Der Mais-Markt erhielt neuen Treibstoff, nachdem die US-Umweltschutzbehörde angekündigt hatte, nicht über die Frage der Befreiung einiger Ölraffinerien von den Gesetzen zum Mischen von Biokraftstoffen zu entscheiden. Diese würden wegen der explodierenden Preise für Mais und Sojabohnen gerne weniger Ethanol und Sojaöl erzeugen und beimischen.

Die Zuwächse bei Sojabohnen wurden auch durch die unerwarteten starken wöchentliche Exportverkäufe der USA nach China beflügelt. "Es gibt im Moment kein Nachlassen der Exportnachfrage", sagte ein Analyst. Laut USDA belief sich der wöchentliche Exportumsatz mit Sojabohnen auf 1,234 Millionen Tonnen. „Die vom USDA am Dienstag vorgenommene Kürzung bei der Schätzung für den Maisertrag klingelt immer noch in den Ohren des Marktes", sagte der Analyst Tobin Gorey, von der Bank of Australia.

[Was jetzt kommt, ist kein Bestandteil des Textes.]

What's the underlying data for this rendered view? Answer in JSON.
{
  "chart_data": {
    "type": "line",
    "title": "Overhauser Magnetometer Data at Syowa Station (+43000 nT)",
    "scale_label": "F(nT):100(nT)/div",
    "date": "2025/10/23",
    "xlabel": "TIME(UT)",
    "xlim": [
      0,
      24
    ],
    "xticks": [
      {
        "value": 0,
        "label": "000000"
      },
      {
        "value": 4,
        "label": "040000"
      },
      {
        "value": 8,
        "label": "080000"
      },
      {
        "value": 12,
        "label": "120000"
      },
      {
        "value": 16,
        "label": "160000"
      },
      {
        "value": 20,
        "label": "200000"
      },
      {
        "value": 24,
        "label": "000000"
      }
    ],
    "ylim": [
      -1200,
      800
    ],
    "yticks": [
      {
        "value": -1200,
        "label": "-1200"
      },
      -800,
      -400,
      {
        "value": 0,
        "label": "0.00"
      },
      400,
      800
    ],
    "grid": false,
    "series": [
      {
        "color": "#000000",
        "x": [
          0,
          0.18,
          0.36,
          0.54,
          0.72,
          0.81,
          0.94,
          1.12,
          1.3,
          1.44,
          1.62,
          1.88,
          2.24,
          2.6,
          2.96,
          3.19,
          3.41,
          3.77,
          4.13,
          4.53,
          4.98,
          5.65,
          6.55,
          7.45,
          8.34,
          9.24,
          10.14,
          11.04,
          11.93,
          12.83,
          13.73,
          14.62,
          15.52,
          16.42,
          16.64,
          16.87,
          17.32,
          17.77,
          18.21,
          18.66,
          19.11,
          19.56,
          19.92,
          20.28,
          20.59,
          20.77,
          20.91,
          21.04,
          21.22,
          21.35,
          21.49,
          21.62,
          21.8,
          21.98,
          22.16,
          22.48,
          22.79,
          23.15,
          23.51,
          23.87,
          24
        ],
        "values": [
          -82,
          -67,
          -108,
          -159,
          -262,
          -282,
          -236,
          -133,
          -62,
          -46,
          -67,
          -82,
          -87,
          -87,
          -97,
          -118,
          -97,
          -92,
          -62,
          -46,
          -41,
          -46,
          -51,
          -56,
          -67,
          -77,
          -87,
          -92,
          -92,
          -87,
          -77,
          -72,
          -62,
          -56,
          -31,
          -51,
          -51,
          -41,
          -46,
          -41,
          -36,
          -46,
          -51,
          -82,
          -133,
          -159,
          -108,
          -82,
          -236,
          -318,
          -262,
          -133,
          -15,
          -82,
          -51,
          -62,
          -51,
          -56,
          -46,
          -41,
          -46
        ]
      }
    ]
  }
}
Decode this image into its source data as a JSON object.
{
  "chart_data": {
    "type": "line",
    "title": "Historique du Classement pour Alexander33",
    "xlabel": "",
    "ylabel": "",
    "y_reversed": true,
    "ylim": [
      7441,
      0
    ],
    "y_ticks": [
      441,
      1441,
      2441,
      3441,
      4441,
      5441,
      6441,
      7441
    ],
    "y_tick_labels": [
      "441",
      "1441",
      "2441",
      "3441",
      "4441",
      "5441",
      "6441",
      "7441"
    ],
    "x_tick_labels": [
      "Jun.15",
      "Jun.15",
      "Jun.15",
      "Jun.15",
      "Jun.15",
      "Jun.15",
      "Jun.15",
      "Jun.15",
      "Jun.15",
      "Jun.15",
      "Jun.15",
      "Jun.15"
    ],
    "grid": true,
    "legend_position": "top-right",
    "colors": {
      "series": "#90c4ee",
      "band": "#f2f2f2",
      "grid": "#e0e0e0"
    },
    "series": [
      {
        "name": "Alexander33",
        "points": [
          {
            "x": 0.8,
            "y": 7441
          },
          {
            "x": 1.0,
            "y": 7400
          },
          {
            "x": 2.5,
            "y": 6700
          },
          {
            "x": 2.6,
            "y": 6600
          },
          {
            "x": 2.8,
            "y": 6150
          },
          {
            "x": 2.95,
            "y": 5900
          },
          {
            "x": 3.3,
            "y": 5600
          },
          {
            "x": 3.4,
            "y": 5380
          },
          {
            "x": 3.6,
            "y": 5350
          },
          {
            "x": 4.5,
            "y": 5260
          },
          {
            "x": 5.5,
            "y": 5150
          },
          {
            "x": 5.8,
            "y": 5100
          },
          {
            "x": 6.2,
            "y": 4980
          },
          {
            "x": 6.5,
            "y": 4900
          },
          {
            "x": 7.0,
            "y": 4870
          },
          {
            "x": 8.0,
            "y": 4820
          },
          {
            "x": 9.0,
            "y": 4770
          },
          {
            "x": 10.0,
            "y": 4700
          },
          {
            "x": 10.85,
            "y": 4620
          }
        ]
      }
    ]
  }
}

Chinas Sojabohnenimporte stiegen im Jahr 2020 um 13 Prozent auf einen Jahresrekord im Jahr 2020, wie chinesische Zolldaten am Donnerstag zeigten: Grund ist die Nachfrage aus dem sich schnell erholenden Schweinesektor des Landes. China, der weltweit größte Importeur von Sojabohnen, kaufte im Jahr 2020 rund 100,3 Millionen Tonnen Sojabohnen, gegenüber 88,5 Millionen Tonnen im Jahr 2019.